Public Information Efficiency Test – Results
The mean and standard deviation of the regression variables are presented in Table 1.
Both the December corn and November soybean contract declined on average between the May
WASDE and first trading day of the contract expiration month over the 1986-2009 observation
period. However, the average percent decline for corn was nearly three times larger than the
average percent decline for soybeans. However, the standard deviation of the ln change in
futures price was approximately the same for corn and soybeans. The other major differences
are that corn’s average stocks-to-use ratio is approximately 50 percent higher than soybean’s
average stocks-to-use ratio reported in the May WASDE, and that the standard deviation of
corn’s stocks-to-use ratio is more than twice as large as the standard deviation of the soybean’s
stocks-to-use ratio.
For both the December corn and November soybean regressions, the intercept, change in
stocks-to-use ratio reported in WASDE, and option market implied volatility are significantly
different than zero at the 95 percent confidence level (see Tables 2 and 3). The stocks-to-use
variable is not statistically significant. Both equations are also statistically significant at the 95
percent confidence level, with an adjusted R2 of 0.46 for corn and 0.24 for soybeans.
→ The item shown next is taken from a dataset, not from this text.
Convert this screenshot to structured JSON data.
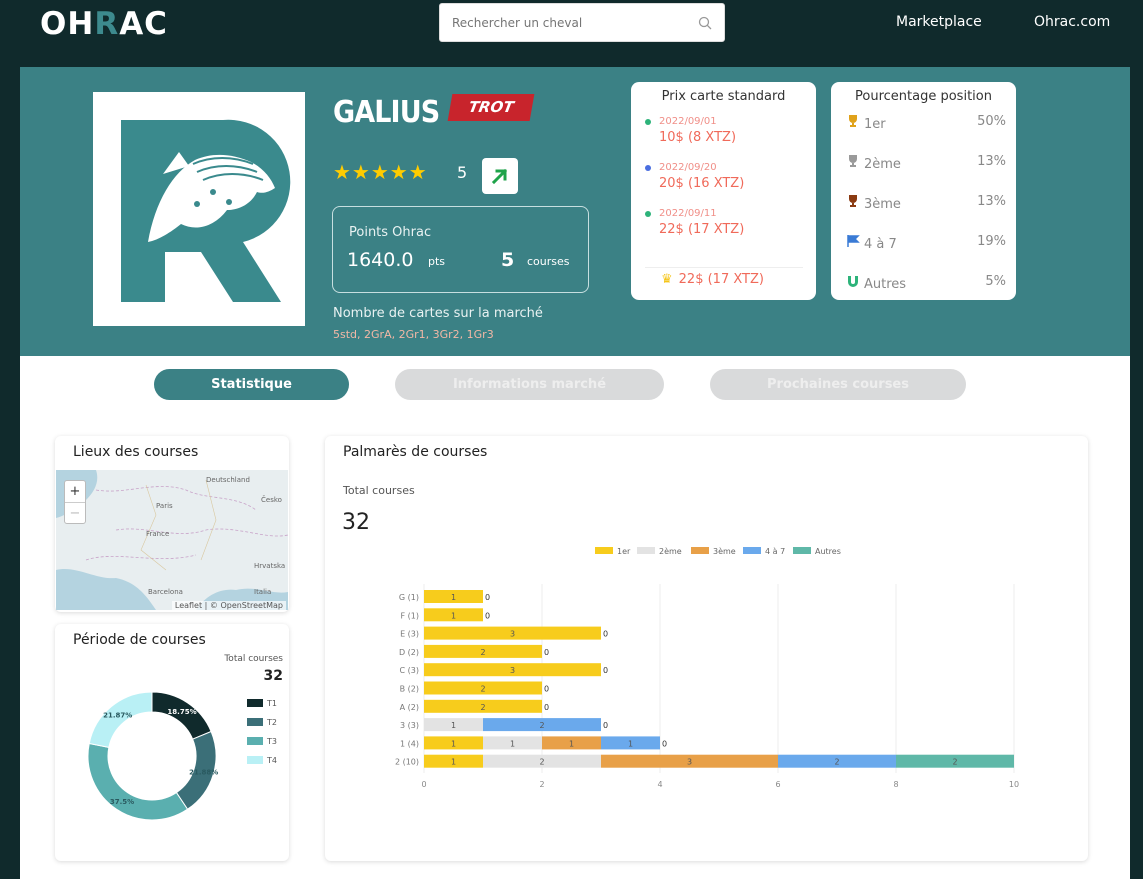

The estimated intercept term is positive in both equations. Since the dependent variable
is measured in percent change, the intercept coefficient implies that, for example, on average the
December corn futures price will increase by 0.51 percentage point between the release of the
May WASDE and December 1.
The estimated coefficient on the change in stocks-to-use is negative in both equations.
Again, using corn as an example, each one percentage point increase in the stocks-to-use ratio
from the current crop year to the next new crop year reported in the May WASDE implies that
the December corn futures price will decrease by 2.42 percentage points after the release of the
May WASDE. The corresponding decrease for November soybean futures price is 1.57
percentage points after the release of the May WASDE.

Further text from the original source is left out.